QUANDO DESARMAMOS O ESPELHO
Curioso o espelho.
Ele nos castiga, gritando o quanto de tempo nos passou e, junto disso, traz a certeza de que ainda temos estoque de vida a degustar.
O espelho mostra alguém do outro lado que se parece com a gente, mas que pouco sabemos de fato.
O que será que esse outro alguém faz quando não aparece refletido?

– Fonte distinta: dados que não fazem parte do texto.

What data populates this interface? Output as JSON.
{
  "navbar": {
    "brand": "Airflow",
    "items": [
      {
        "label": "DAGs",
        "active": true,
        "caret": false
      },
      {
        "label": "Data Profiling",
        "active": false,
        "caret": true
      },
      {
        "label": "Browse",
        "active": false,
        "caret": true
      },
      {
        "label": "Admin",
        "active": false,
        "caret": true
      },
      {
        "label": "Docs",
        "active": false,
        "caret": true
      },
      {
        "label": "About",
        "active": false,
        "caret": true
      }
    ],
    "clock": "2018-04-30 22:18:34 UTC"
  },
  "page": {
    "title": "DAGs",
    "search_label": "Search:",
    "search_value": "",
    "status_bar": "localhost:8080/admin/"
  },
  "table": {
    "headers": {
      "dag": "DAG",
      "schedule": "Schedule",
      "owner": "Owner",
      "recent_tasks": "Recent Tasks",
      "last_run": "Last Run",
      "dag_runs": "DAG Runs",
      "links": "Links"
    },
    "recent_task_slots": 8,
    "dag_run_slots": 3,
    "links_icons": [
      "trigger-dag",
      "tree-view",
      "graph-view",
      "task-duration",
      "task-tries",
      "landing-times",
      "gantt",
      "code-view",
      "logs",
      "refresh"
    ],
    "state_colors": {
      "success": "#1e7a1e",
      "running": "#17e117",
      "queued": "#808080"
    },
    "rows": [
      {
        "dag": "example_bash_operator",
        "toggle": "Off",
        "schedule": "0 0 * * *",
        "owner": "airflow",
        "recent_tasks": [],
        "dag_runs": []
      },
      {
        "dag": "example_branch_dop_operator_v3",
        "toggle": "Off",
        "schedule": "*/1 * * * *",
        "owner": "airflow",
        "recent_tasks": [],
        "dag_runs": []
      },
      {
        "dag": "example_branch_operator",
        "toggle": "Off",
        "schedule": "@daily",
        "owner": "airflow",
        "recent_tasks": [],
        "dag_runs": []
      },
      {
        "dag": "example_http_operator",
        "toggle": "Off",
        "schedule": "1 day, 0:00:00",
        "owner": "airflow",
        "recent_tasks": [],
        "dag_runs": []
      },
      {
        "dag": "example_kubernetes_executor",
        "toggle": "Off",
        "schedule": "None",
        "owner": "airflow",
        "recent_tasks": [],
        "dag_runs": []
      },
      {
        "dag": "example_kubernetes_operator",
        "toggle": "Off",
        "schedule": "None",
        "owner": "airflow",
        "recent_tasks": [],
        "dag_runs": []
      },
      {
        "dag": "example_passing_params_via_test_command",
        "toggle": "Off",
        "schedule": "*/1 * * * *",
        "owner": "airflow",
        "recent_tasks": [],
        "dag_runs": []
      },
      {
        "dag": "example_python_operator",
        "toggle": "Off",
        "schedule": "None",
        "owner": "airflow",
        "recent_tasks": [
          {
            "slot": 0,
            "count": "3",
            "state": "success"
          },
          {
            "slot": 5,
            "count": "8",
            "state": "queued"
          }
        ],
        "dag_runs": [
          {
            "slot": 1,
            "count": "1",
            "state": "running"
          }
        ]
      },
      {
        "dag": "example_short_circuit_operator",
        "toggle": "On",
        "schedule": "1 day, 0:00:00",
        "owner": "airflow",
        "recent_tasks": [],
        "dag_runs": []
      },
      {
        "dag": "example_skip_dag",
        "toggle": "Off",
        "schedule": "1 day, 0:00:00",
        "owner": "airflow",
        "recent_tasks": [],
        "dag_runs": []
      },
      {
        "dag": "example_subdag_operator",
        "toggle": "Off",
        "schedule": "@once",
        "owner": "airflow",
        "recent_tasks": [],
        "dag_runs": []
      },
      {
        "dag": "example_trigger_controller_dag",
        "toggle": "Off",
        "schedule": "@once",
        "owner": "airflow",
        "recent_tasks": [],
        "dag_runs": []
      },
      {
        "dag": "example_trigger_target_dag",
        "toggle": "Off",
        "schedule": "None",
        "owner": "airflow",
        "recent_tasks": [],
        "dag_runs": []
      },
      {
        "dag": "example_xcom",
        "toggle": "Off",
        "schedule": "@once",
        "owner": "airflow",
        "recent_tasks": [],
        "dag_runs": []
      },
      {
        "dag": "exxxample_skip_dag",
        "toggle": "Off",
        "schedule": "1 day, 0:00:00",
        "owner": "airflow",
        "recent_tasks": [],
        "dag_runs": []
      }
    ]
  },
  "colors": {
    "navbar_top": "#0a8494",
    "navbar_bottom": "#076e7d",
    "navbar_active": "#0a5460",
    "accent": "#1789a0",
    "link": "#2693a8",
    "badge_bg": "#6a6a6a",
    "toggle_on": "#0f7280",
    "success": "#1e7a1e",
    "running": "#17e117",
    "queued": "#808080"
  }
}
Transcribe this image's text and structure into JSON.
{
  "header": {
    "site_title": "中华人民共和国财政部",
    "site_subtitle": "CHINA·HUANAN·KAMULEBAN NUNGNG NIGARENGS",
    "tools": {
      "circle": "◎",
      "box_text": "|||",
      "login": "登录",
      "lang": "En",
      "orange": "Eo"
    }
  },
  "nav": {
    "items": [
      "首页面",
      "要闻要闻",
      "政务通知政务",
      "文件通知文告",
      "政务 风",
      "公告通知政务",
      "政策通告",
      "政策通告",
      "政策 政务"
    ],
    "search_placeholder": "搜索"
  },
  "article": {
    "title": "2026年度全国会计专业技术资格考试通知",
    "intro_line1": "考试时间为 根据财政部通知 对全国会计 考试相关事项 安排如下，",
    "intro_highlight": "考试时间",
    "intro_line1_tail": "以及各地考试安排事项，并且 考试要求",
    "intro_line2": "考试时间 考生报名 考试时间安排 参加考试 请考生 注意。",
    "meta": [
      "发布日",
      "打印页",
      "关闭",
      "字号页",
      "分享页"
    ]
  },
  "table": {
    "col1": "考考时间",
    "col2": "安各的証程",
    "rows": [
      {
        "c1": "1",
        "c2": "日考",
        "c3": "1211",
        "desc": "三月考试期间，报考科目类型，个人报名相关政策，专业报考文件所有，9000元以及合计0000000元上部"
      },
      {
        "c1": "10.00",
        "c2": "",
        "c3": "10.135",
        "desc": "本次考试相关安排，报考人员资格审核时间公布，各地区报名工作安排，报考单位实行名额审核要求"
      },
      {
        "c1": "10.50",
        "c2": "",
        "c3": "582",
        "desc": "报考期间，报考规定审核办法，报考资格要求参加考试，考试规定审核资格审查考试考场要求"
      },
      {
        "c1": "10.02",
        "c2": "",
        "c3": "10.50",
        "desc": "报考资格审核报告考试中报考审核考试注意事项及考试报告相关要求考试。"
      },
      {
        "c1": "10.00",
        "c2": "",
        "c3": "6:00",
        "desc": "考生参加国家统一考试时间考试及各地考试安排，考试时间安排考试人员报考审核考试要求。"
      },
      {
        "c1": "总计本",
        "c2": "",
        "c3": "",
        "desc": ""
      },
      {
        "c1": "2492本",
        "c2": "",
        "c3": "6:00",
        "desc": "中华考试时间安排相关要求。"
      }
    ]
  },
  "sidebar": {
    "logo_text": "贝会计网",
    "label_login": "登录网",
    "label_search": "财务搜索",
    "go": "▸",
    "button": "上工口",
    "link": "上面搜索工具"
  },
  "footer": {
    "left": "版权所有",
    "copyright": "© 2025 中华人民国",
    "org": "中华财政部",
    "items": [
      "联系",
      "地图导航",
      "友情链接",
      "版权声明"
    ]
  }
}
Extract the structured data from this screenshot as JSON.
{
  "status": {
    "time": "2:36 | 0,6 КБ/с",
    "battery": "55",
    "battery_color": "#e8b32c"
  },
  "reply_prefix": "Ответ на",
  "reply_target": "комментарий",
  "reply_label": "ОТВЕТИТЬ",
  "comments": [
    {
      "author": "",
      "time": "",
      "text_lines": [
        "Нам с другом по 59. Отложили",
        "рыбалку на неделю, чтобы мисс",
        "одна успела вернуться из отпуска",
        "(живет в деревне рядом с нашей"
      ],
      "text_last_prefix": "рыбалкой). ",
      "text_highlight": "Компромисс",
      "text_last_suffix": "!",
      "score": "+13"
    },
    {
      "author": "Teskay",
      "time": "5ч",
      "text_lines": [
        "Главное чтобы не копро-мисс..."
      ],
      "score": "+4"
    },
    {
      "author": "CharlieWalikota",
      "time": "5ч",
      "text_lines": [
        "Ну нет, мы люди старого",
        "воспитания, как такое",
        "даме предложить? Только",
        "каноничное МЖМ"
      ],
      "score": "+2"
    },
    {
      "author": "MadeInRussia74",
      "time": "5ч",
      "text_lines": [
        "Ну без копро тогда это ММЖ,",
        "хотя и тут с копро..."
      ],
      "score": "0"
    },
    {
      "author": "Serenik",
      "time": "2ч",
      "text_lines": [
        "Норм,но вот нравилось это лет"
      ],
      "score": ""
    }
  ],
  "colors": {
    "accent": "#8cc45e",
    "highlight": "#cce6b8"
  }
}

Será que vaga por esse mundo como fantasma sem dono, aprontando mil e umas?
Essa imagem pode ser, quem sabe, o que somos de fato, enquanto nós não passamos de mísero reflexo dela, nada além disso.
O espelho esconde mistérios indevassáveis, talvez acoberte nossa alma, talvez guarde certos segredos que nunca compartilharemos com ninguém.
Ele reina incólume, só aguardando estarmos na sua frente pra mostrar sua verdadeira face.
Somente quando desencarnamos e entramos em outra dimensão é que conseguimos desarmá-lo, pois ao ficarmos diante dele nada acontece, vira um incauto placebo, totalmente inútil.
É a nossa vingança pelo quanto nos berrou, sem o mínimo vestígio de piedade, de que estávamos ficando mais velhos a cada novo segundo.